The dolls that lay in those small squares of glass were halfpenny pillar dolls, 4inch Kewpie dolls with rubber arms
that cost sixpence, 8inch Baby dolls at two and sixpence, slim 11inch walker dolls ( The Roddy Walking Princess ), the pretty 10inch Roddy toddlers and bent leg baby dolls that cost a massive five shillings. Only when Christmastime was on its way can I remember the larger dolls appearing.
It was not the norm in those days to have gifts of any value bought except to celebrate an occasion – so Christmas and Birthdays were what we patiently waited for, unless you were really poorly or hospitalised.
The anticipation of a gift from a relative for an occasion which was not a Birthday or Christmas encouraged us to “Window Shop” or “Catalogue Shop” and what a wonderful hobby that was!
Pedigree Dolls were known to have supplied some of the larger dolls that were sold in Woolworths at that time but it is Roddy who supplied nearly all of the smaller dolls.
There will always be an emotional connection for me when I see and handle a Roddy Doll – because these dolls are part of my childhood memories. Pedigree dolls were made in the South of England at Merton, Roddy dolls were made in Southport – they were the dolls of Merseyside.
Roddy dolls have happy faces the moulds that were used are quite detailed some having open mouths with teeth, tongues and dimples – the plastic gave the dolls good clean sharp modelling. On the early Roddy dolls the Plastic was shiny and became pale when exposed to sunlight and the dolls eyes were metal with transfers called “Decals” applied. The later dolls were a flesh coloured matt plastic, with eyes that had a blue iris with the eyelash moulded onto it.

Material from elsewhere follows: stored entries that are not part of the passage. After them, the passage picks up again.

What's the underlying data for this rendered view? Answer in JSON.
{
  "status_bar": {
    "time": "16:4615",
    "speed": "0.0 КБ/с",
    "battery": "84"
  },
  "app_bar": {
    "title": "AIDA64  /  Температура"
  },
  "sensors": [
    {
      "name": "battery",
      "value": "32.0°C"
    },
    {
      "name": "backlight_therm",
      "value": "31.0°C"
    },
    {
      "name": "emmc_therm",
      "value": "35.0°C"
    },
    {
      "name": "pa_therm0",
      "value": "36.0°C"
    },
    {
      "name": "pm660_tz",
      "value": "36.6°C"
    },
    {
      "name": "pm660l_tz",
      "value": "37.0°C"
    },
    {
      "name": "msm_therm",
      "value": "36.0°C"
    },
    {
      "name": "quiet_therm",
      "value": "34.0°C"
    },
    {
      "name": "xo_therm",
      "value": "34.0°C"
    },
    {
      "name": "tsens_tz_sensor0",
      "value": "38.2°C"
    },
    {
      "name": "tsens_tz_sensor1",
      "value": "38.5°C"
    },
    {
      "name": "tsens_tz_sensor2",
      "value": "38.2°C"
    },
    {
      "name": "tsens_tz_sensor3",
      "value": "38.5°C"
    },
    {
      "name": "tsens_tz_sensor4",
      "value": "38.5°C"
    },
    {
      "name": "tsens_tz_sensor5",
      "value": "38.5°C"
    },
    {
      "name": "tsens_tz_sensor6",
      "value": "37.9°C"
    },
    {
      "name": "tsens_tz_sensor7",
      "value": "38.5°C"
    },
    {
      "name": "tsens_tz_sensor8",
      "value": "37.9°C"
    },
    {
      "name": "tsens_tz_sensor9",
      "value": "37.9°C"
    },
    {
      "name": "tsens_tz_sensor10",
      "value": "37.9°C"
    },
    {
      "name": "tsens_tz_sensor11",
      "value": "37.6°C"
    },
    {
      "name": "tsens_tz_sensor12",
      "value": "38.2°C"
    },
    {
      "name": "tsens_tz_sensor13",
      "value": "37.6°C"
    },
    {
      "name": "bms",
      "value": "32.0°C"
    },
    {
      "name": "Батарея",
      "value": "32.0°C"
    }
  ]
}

The dolls that many collectors attribute to Tudor Rose are in fact Roddy – and have been mistakenly named so by collectors for years. Please notice them in the original Catalogue pictures I have with this article.
Roddy dolls started at 2 inches and went up to 21 inches in height. The company was inventive and liked trying new gimmicks and ideas. They made walking dolls with hard plastic dresses and a very attractive “Yes – No” doll – with a button in its tummy to makes its head shake no and agree yes. This was an early doll made of shiny plastic sold in regular toy shops as it would have been expensive to make and so expensive to buy. Then there was “Edna” the fully jointed doll – strange that Roddy chose to use the Victorian and Edwardian idea of a jointed body on a modern doll, reflections of a much earlier time maybe. Edna was dressed by Faerie Glen as were many of the 1950’s dressed dolls sold by the Roddy company.
To return the favour Roddy made the dolls for Faerie Glen – when they designed a doll with a wardrobe of fashionable
outfits which was a similar concept to that of the American Ginny doll – these were the much loved “Tonie and Sally” 7.5inch dolls. These pretty little pocket dolls have become very collectable nowadays because of the wonderful miniature outfits and accessories that were made by Faerie Glen to compliment them.
Roddy made also made the shoes for their dolls and some of these were sold through Woolworths in small plastic bags with cardboard headers. They made collapsible drinking cups, combs and even Budgerigars water holders (please see catalogue picture).
Their first dolls made from vinyl were made during the late 1950’s and by the mid 1960’s the company was sold. The dolls where now sold as ‘Bluebell’ dolls though the dolls themselves often had the name ‘Roddy’ on them as some the dolls were cast from the old moulds. Production of Bluebell dolls ceased in 1974 and the company was sold to Denys Fisher.